All of the third chapter of Job is called his first speech, but actually it is his second response to the turn of events described in his story.  Here is what Job is on record of having said when he experienced the first wave of misfortune and lost his children and everything he owned:

He said, “I came naked from my mother’s womb, and I will be naked when I leave.  The Lord gave me what I had, and the Lord has taken it away.  Praise the name of the Lord!” [Job 1.21]

I am humbled and challenged every time I read this response.  What resolve!  What confidence in God!  What a spiritually mature man!

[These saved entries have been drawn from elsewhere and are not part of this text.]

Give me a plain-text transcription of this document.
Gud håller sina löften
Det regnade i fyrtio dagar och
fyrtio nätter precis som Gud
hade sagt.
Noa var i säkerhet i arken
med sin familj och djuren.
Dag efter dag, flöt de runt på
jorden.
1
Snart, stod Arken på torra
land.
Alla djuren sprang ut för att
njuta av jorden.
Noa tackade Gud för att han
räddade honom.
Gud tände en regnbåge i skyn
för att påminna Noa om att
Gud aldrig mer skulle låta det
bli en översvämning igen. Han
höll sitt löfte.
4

Following his second wave of misfortune (physical affliction) however, Job's lengthy discourse in chapter three doesn't follow such a spiritually mature theme as his first response.  In fact, the content of the third chapter of Job sounds like it came from a completely different man with no devotion to God at all!  So blatant was Job's spewing of regret and remorse for his very birth that he handily succeeded in securing stern rebukes from his friends and, ultimately then, from God Himself.

Now the irony of Job's second response is that before this time, twice already God had challenged Satan with Job's integrity.  Was there something God didn't know about Job?  OR!  Was there something Satan didn't know about Job?  Just as God questioned Adam and Eve in the Garden of Eden, I believe it is quite possible that God's repeated question to Satan ("Have you considered my servant Job?") was entirely rhetorical!  If God is indeed Who He says He is, then Job wasn't fooling Him - but Satan apparently was totally duped by Job's facade!

I've probably got this all wrong, but it is an interesting thread of thought to follow.  Like everyone else who has ever read Job, I too would like to understand what this story is all about.  But at the end of the day, we all must remember this analogy: God is the potter.  It is His spinning wheel and clay.  And what He chooses to form as the potter, on His wheel, with His clay, is entirely up to Him.

Father, I genuinely want to understand more about Job.  Please give me that understanding as I realize it will only come from You!